The recently coronated Pope Francis may have some interesting rule changes in mind for the Catholic Church, particularly in the rules regarding celibacy among clergy.
According to the International Business Times, Pope Francis gave an intriguing interview on the subject back in 2012 for the book ""Sobre el Cielo y la Tierra" (On the Heavens and the Earth). In that interview he recounted the tale of how he was "dazzled by a girl I met at an uncle's wedding."

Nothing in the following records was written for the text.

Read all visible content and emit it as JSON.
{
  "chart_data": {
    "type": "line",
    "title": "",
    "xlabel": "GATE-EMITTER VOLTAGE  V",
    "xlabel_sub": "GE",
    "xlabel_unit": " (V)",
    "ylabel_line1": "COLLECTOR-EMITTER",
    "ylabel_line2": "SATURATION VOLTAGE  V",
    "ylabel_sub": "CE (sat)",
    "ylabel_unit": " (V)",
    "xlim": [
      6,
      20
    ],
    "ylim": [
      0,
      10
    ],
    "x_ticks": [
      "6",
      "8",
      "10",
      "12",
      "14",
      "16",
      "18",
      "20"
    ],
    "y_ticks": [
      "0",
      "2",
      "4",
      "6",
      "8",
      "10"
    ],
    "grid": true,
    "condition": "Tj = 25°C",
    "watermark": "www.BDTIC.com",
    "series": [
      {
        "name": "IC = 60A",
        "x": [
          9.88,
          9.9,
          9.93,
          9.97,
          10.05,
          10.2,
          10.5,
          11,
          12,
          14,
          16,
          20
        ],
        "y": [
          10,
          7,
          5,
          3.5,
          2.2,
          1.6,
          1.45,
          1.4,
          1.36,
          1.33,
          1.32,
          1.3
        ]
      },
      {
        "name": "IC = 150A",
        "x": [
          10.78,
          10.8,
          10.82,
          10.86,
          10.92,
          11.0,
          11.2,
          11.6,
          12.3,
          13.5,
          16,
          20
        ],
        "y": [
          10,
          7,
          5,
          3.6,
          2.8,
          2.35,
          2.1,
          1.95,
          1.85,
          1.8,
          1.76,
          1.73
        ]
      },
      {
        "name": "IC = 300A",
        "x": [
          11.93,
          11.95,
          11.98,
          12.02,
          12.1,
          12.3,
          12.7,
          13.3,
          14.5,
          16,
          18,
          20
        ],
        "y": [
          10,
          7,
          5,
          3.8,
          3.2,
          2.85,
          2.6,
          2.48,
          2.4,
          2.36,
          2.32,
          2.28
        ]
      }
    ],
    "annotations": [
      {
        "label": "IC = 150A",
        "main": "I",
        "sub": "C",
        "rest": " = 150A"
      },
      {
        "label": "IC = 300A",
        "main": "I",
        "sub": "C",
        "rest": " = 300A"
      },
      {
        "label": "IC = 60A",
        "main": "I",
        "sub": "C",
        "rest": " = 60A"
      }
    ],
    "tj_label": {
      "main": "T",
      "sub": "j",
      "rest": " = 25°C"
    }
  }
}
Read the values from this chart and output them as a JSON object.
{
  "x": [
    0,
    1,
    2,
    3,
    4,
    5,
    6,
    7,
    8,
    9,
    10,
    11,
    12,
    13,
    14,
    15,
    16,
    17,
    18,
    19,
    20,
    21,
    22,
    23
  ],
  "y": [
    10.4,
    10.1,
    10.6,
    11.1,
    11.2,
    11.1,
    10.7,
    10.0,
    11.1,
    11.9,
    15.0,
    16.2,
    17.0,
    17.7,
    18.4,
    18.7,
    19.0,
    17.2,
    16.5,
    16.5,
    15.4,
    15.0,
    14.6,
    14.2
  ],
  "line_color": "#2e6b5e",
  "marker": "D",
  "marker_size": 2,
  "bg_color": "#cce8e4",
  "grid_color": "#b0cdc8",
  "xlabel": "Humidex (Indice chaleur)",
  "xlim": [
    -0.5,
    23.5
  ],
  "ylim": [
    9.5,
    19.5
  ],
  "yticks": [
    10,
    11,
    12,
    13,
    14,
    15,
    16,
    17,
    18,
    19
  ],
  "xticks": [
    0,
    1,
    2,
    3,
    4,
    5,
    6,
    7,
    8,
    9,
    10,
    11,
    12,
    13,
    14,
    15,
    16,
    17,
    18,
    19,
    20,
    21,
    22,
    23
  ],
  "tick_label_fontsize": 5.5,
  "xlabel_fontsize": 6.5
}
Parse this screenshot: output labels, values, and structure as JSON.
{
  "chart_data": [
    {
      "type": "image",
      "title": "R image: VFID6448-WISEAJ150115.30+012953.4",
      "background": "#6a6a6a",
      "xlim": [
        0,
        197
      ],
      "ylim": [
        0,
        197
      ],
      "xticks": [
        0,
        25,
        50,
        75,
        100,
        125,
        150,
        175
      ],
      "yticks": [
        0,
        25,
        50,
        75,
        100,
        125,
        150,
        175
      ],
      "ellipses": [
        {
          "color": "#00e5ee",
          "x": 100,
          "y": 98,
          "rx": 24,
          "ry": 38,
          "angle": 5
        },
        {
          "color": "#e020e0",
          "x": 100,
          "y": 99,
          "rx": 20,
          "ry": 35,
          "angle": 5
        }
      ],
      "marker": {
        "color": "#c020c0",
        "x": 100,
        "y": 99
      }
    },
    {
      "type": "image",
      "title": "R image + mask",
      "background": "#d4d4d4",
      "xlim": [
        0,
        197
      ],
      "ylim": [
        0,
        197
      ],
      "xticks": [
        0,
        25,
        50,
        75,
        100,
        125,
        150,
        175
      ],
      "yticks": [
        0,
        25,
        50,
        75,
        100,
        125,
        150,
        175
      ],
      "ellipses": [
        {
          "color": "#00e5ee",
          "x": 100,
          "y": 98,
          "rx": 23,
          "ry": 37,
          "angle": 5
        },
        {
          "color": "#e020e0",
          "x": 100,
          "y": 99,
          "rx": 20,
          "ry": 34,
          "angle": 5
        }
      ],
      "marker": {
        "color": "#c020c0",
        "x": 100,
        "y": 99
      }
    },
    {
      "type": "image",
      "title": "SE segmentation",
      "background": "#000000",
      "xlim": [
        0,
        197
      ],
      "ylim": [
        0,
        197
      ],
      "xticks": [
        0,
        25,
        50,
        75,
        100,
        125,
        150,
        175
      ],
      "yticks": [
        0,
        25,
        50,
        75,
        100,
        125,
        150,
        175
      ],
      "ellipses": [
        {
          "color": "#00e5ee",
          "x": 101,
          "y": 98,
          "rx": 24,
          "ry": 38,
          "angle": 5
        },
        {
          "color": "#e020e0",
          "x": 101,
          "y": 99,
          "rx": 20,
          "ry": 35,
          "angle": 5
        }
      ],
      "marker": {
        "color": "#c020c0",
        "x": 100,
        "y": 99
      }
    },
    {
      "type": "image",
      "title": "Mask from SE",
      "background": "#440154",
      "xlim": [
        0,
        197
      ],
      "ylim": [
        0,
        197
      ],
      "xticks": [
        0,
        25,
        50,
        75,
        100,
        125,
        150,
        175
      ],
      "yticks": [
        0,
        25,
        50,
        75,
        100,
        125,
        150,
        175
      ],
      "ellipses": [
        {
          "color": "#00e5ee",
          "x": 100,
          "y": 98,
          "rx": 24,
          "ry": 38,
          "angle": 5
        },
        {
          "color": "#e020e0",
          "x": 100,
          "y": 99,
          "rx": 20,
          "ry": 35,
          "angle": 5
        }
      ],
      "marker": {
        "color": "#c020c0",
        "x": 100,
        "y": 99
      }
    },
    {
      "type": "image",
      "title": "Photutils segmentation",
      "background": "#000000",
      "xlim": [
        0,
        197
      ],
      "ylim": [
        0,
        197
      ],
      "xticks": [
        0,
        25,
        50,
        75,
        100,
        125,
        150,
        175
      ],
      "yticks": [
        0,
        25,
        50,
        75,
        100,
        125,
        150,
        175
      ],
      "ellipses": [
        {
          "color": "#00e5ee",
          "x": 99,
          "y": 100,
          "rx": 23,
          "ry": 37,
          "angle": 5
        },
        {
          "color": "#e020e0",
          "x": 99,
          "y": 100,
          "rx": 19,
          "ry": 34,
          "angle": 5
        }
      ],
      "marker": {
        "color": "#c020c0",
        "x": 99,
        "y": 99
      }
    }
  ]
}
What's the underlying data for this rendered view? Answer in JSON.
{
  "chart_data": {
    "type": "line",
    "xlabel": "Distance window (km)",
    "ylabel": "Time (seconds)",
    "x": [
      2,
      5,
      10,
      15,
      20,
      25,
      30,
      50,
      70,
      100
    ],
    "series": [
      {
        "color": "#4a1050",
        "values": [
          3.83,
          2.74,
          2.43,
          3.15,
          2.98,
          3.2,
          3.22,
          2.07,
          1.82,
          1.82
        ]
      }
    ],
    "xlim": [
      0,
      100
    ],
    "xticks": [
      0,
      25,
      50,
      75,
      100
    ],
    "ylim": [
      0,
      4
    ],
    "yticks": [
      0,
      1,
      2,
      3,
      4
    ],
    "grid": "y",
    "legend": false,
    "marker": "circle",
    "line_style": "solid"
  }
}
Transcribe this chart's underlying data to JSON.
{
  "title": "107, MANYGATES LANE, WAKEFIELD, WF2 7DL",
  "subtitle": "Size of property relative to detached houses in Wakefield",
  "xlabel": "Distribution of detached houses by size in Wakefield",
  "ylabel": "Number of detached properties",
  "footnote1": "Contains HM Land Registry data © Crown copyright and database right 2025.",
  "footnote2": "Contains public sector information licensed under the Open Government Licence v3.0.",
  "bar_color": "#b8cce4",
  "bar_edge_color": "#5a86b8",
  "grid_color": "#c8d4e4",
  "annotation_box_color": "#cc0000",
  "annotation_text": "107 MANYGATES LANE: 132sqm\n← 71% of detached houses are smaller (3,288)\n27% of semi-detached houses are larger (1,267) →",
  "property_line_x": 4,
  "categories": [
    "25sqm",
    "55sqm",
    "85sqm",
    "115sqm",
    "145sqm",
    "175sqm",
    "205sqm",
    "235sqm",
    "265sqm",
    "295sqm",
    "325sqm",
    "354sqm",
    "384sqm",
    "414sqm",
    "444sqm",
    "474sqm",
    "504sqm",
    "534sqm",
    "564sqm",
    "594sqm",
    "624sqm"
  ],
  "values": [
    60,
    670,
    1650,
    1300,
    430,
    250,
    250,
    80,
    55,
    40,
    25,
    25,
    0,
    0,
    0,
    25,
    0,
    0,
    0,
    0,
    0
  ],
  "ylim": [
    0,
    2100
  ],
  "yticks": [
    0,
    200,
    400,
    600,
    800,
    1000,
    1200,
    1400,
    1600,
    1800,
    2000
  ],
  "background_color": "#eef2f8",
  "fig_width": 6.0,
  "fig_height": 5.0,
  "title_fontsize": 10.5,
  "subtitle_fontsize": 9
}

"I was surprised by her beauty, her intellectual brilliance ... and, well, I was bowled over for quite a while. I kept thinking and thinking about her. When I returned to the seminary after the wedding, I could not pray for over a week because when I tried to do so, the girl appeared in my head. I had to rethink what I was doing," he said.
This stands in stark contrast to the previous two Popes, who have made no bones about their commitment to continuing clerical celibacy.
Many critics have spoken out against the rules on celibacy. The Medical Daily reported that critics blame the monastic celibacy rule for enforcing an unrealistic purity, suggesting that priests and nuns inevitably suffer psychologically from trying to remain abstinent."
Frank Bruni of the New York Times spoke out against the rule, calling it "a bad idea with painful consequences." Bruni cited the shortage of priests in the modern Holy Roman Catholic Church as one example of the detriment of the ruling.
"When something like this happens to a seminarian, I help him go in peace to be a good Christian and not a bad priest," said Pope Francis. "In the Western Church to which I belong, priests cannot be married as in the Byzantine, Ukrainian, Russian or Greek Catholic Churches. In those Churches, the priests can be married, but the bishops have to be celibate. They are very good priests."